FBI Nabs Russian Mob that Hacked Casino Slots and Stole Five Tons of Chocolate 

Posted on: June 10, 2017, 10:00h. 

Last updated on: June 10, 2017, 09:13h.

A gang of sweet-toothed, casino slot-machine-hacking Russian mobsters was busted by the FBI in New York on Wednesday, its members charged with running a sprawling crime empire.

Slot hacking chocolate trafficking gang arrested in New York.
The Russian criminal gang arrested in New York was behind a “dizzying array of criminal schemes” including the theft and trafficking of more than five tons of chocolate. (Image: HaveYourCakeAndEatIt)

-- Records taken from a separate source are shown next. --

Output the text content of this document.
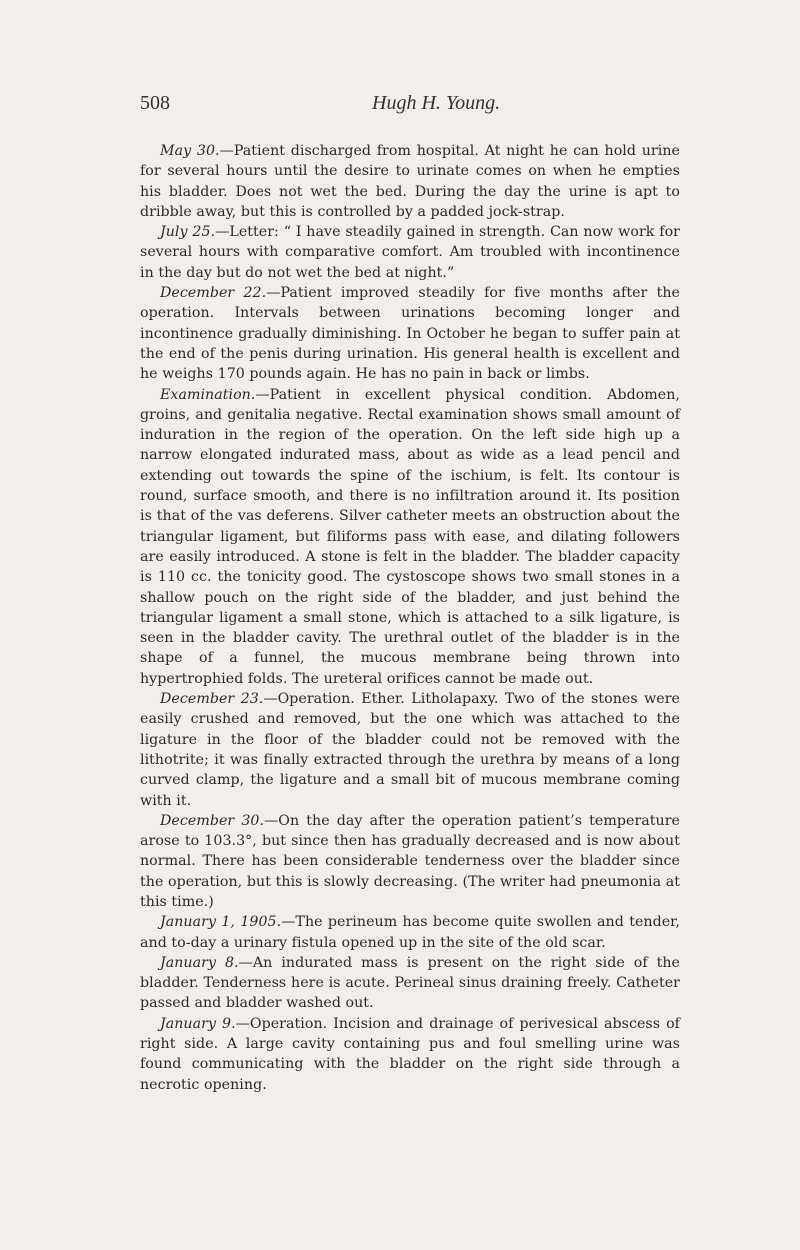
508	Hugh H. Young.

May 30.—Patient discharged from hospital. At night he can hold urine for several hours until the desire to urinate comes on when he empties his bladder. Does not wet the bed. During the day the urine is apt to dribble away, but this is controlled by a padded jock-strap.

July 25.—Letter: “ I have steadily gained in strength. Can now work for several hours with comparative comfort. Am troubled with incontinence in the day but do not wet the bed at night.”

December 22.—Patient improved steadily for five months after the operation. Intervals between urinations becoming longer and incontinence gradually diminishing. In October he began to suffer pain at the end of the penis during urination. His general health is excellent and he weighs 170 pounds again. He has no pain in back or limbs.

Examination.—Patient in excellent physical condition. Abdomen, groins, and genitalia negative. Rectal examination shows small amount of induration in the region of the operation. On the left side high up a narrow elongated indurated mass, about as wide as a lead pencil and extending out towards the spine of the ischium, is felt. Its contour is round, surface smooth, and there is no infiltration around it. Its position is that of the vas deferens. Silver catheter meets an obstruction about the triangular ligament, but filiforms pass with ease, and dilating followers are easily introduced. A stone is felt in the bladder. The bladder capacity is 110 cc. the tonicity good. The cystoscope shows two small stones in a shallow pouch on the right side of the bladder, and just behind the triangular ligament a small stone, which is attached to a silk ligature, is seen in the bladder cavity. The urethral outlet of the bladder is in the shape of a funnel, the mucous membrane being thrown into hypertrophied folds. The ureteral orifices cannot be made out.

December 23.—Operation. Ether. Litholapaxy. Two of the stones were easily crushed and removed, but the one which was attached to the ligature in the floor of the bladder could not be removed with the lithotrite; it was finally extracted through the urethra by means of a long curved clamp, the ligature and a small bit of mucous membrane coming with it.

December 30.—On the day after the operation patient’s temperature arose to 103.3°, but since then has gradually decreased and is now about normal. There has been considerable tenderness over the bladder since the operation, but this is slowly decreasing. (The writer had pneumonia at this time.)

January 1, 1905.—The perineum has become quite swollen and tender, and to-day a urinary fistula opened up in the site of the old scar.

January 8.—An indurated mass is present on the right side of the bladder. Tenderness here is acute. Perineal sinus draining freely. Catheter passed and bladder washed out.

January 9.—Operation. Incision and drainage of perivesical abscess of right side. A large cavity containing pus and foul smelling urine was found communicating with the bladder on the right side through a necrotic opening.
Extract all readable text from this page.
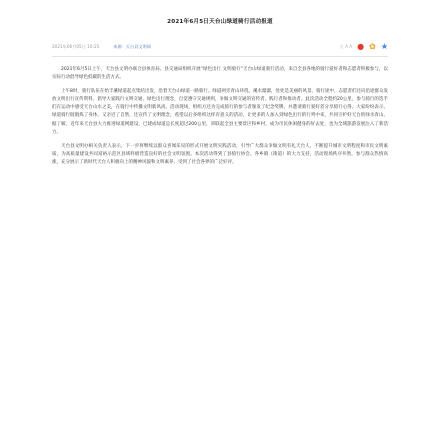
2021年6月5日天台山绿道骑行活动报道
2021年06月05日 10:25	来源：天台县文明网	大 A A ● ✿ ★

2021年6月5日上午，天台县文明办联合县体育局、县交通局组织开展“绿色出行 文明骑行”天台山绿道骑行活动，来自全县各地的骑行爱好者和志愿者积极参与，以实际行动倡导绿色低碳的生活方式。

上午8时，骑行队伍在始丰溪绿道起点集结出发，沿着天台山绿道一路骑行。绿道两旁青山环绕、溪水潺潺，处处是美丽的风景。骑行途中，志愿者们还向沿途群众发放文明出行宣传资料，倡导大家践行文明交通、绿色出行理念，自觉遵守交通规则，争做文明交通的宣传者、践行者和推动者。此次活动全程约20公里，参与骑行的选手们在运动中感受天台山水之美，在骑行中传播文明新风尚。活动现场，组织方还为完成骑行的参与者颁发了纪念奖牌，并邀请骑行爱好者分享骑行心得。大家纷纷表示，绿道骑行既锻炼了身体，又亲近了自然，还宣传了文明理念，希望以后多组织这样有意义的活动，让更多的人加入到绿色出行的行列中来，共同守护好天台的绿水青山。据了解，近年来天台县大力推进绿道网建设，已建成绿道总长度超过200公里，串联起全县主要景区和乡村，成为市民休闲健身的好去处，也为全域旅游发展注入了新活力。

天台县文明办相关负责人表示，下一步将继续以群众喜闻乐见的形式开展文明实践活动，引导广大群众争做文明有礼天台人，不断提升城市文明程度和市民文明素质，为高质量建设共同富裕示范区县域样板营造良好的社会文明氛围。本次活动得到了县骑行协会、各乡镇（街道）的大力支持，活动现场秩序井然，参与群众热情高涨，充分展示了新时代天台人积极向上的精神风貌和文明素养，受到了社会各界的广泛好评。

In addition to casino fraud, the outfit allegedly engaged in racketeering, narcotics, firearms offenses and murder-for-hire, as well as the theft and trafficking of over five tons of illegal chocolate into the United States, according to the indictment.

Thirty-three alleged members of the so-called “Shulaya Enterprise” are now under arrest, as part of a joint investigation between the FBI, Customs and Border Protection, and the New York Police Department. The majority were detained in the Brooklyn area.

“The dizzying array of criminal schemes committed by this organized crime syndicate allegedly include a murder-for-hire conspiracy, a plot to rob victims by seducing and drugging them with chloroform, the theft of cargo shipments containing over 10,000 pounds of chocolate, and a fraud on casino slot machines using electronic hacking devices,” said Acting Manhattan US Attorney Joon Kim.

Illegal Poker Den

According to the indictment, Razhden Shulaya, 40, of New Jersey, and Zurab Dzhanashvili, 37, of Brooklyn, the alleged ringleaders of the operation, were among those arrested. These two men were also charged with running an illegal poker den in Brighton Beach.

It is not known whether the chocoholic syndicate’s casino operation is linked to a sophisticated slots hacking scheme uncovered in June 2014 at the Lumiere Palace in St Louis.

Following a suspicious amount of payouts at a handful of the Lumerie’s slots, surveillance cameras spotted Russian national Murat Bliev playing the machines while covertly holding his phone up to the screen.    

Vor Blimey!

Investigators suspected Bliev was streaming information via his phone to a “wire room,” where scammers, who had somehow found a way to crack the seed of the random number generators, would send signals to its foot soldiers on when to receive optimal payouts.

Bliev’s arrest and subsequent confession, when he tried to re-enter the US later in the year, revealed a sophisticated operation that may have been scamming casinos in the US and around the world for the better part of a decade, and is still believed to be in operation.      

But while that syndicate is believed to be based out of St Petersburg, Russia, our alleged choc-smugglers are largely Brooklyn-based Russian and Georgian criminals.

Nevertheless, with the arrest of Razhden Shulaya, the FBI is looking to bring the first ever federal racketeering charges against a so-called Russian “vor.”

“Vor” is a term that means “thief-in-law,” loosely translated into American Mob parlance as a “made man.”